Chaudhuri, Anamitra, Bhattacharya, Anirban, Ni, Yang

arXiv.org Machine Learning 

Learning causal structure in complex systems is a fundamental challenge across a broad range of disciplines, from traditional scientific fields to modern engineering and technology. Unlike conventional statistical methods that focus merely on correlation, the field of causal discovery primarily considers the problem of discovering the directionality and strength of causal relationships between variables, often from observational data. Thus, it has become a critical tool for researchers aiming to predict the effects of interventions on the systems, especially where controlled experimentation may be expensive, unethical, or even infeasible.

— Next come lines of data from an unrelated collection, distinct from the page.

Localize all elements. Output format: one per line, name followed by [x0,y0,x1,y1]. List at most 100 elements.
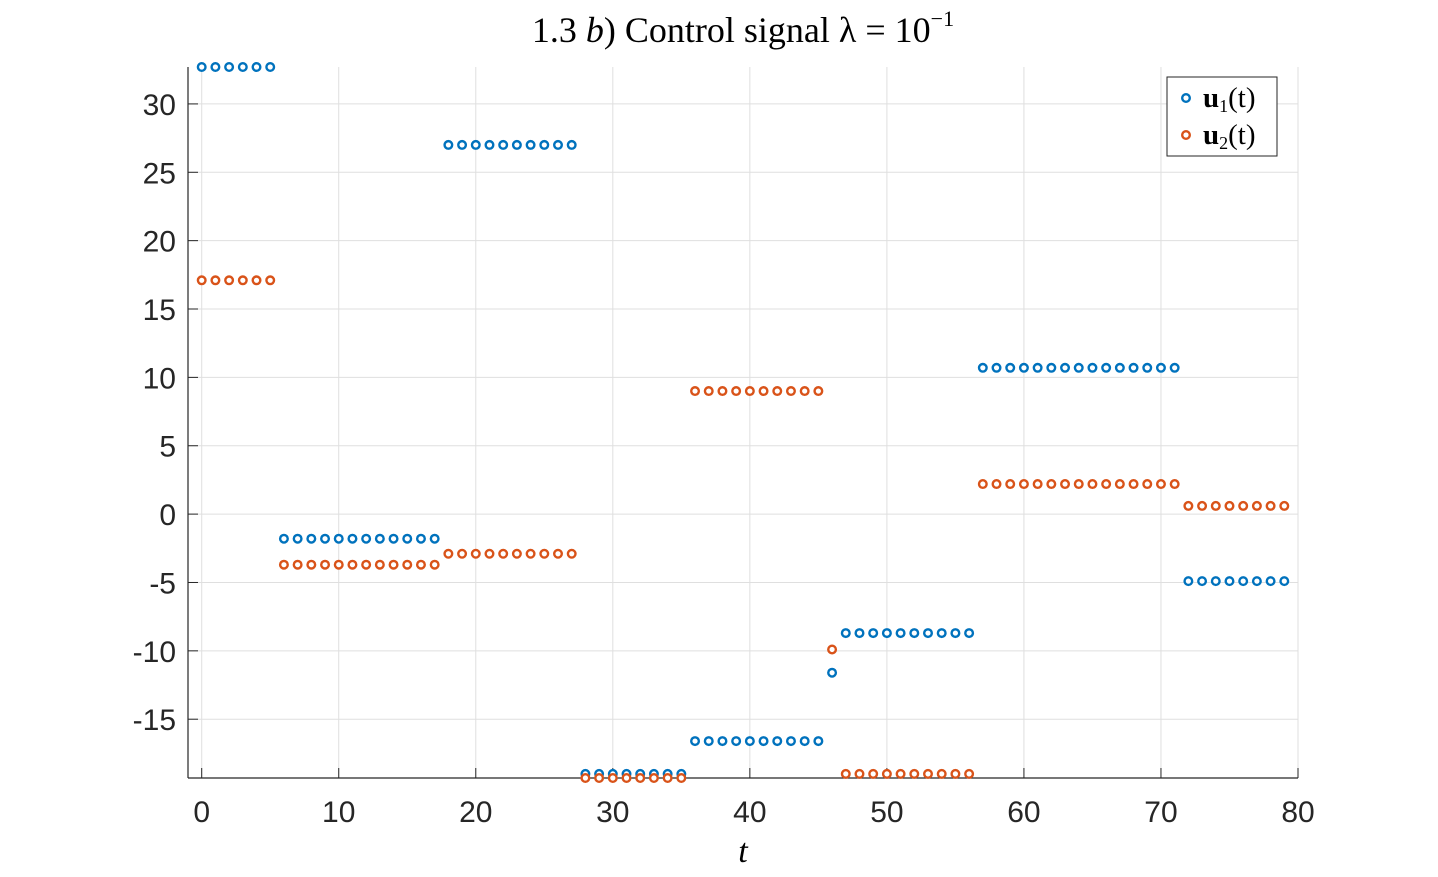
data-point [429,533,440,544]
data-point [717,736,728,747]
data-point [292,559,303,570]
data-point [415,559,426,570]
data-point [840,768,851,779]
data-point [306,533,317,544]
data-point [1197,576,1208,587]
data-point [881,628,892,639]
data-point [429,559,440,570]
legend-label-u2: u2(t) [1203,119,1256,153]
x-axis-label: t [738,833,749,870]
data-point [265,275,276,286]
data-point [292,533,303,544]
data-point [484,548,495,559]
data-point [210,275,221,286]
data-point [1018,362,1029,373]
data-point [717,386,728,397]
data-point [1142,362,1153,373]
data-point [840,628,851,639]
x-tick-label: 60 [1007,796,1040,829]
data-point [1073,479,1084,490]
data-point [744,736,755,747]
y-tick-label: 20 [143,226,176,259]
data-point [676,773,687,784]
data-point [964,628,975,639]
data-point [964,768,975,779]
data-point [868,628,879,639]
data-point [799,736,810,747]
data-point [1114,479,1125,490]
data-point [950,628,961,639]
data-point [566,139,577,150]
legend-box [1166,76,1278,157]
data-point [251,275,262,286]
data-point [278,559,289,570]
data-point [977,479,988,490]
y-tick-labels: 30 25 20 15 10 5 0 -5 -10 -15 [133,89,176,737]
data-point [1155,362,1166,373]
y-tick-label: 5 [159,431,176,464]
y-tick-label: 10 [143,362,176,395]
data-point [470,548,481,559]
data-point [347,559,358,570]
data-point [265,62,276,73]
y-tick-label: 30 [143,89,176,122]
data-point [1087,362,1098,373]
data-point [1101,479,1112,490]
data-point [854,768,865,779]
data-point [854,628,865,639]
data-point [662,773,673,784]
data-point [909,628,920,639]
data-point [923,768,934,779]
data-point [511,548,522,559]
data-point [210,62,221,73]
axes [187,67,1299,779]
data-point [498,139,509,150]
data-point [1032,479,1043,490]
data-point [895,628,906,639]
markers [196,62,1290,784]
data-point [731,736,742,747]
data-point [1155,479,1166,490]
data-point [333,559,344,570]
data-point [457,548,468,559]
data-point [1279,500,1290,511]
data-point [1238,576,1249,587]
data-point [224,62,235,73]
data-point [827,644,838,655]
data-point [1251,576,1262,587]
x-tick-label: 30 [596,796,629,829]
y-tick-label: -5 [149,567,176,600]
data-point [539,139,550,150]
data-point [498,548,509,559]
y-tick-label: 0 [159,499,176,532]
data-point [251,62,262,73]
data-point [923,628,934,639]
data-point [772,736,783,747]
data-point [744,386,755,397]
data-point [758,386,769,397]
chart-title: 1.3 b) Control signal λ = 10−1 [532,6,954,50]
y-tick-label: 25 [143,157,176,190]
data-point [799,386,810,397]
series-u2 [196,275,1290,784]
data-point [1101,362,1112,373]
data-point [196,62,207,73]
data-point [1114,362,1125,373]
data-point [580,773,591,784]
y-tick-label: 15 [143,294,176,327]
data-point [402,559,413,570]
x-tick-labels: 0 10 20 30 40 50 60 70 80 [193,796,1314,829]
data-point [936,628,947,639]
data-point [415,533,426,544]
x-tick-label: 10 [322,796,355,829]
data-point [1046,479,1057,490]
data-point [785,736,796,747]
data-point [1005,479,1016,490]
y-tick-label: -15 [133,704,176,737]
data-point [1128,362,1139,373]
data-point [553,139,564,150]
data-point [1087,479,1098,490]
x-tick-label: 0 [193,796,210,829]
legend-marker-u2 [1180,129,1191,140]
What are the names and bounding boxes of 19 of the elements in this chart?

Such necessities arise not only in various areas of natural science, such as epidemiology [56], public health [65], genomics [14], neuroscience [86], and climate and environmental science [60], but also in numerous domains in social science, such as psychology [50], philosophy [26], and economics [37]. Moreover, with recent advances in science and technology and the increase in size and complexity of data generation processes, causal discovery has acquired significant relevance in the fields of machine learning [63] and artificial intelligence [81, 82] through various emerging areas such as causal representation learning [64, 85], causal transfer learning [83], causal algorithmic fairness [84], and causal reinforcement learning [5]. This work focuses on learning causal structures from purely observational data within the framework of causal Bayesian networks, which are widely used to represent causal relationships among variables through directed acyclic graphs (DAGs). This is, in general, a nontrivial and difficult task due to the vast number of potential DAG structures and multiple DAGs representing the same set of conditional independence relationships. In fact, DAGs are generally identifiable only up to their corresponding Markov equivalence class, in which all DAGs encode the same conditional independencies [31].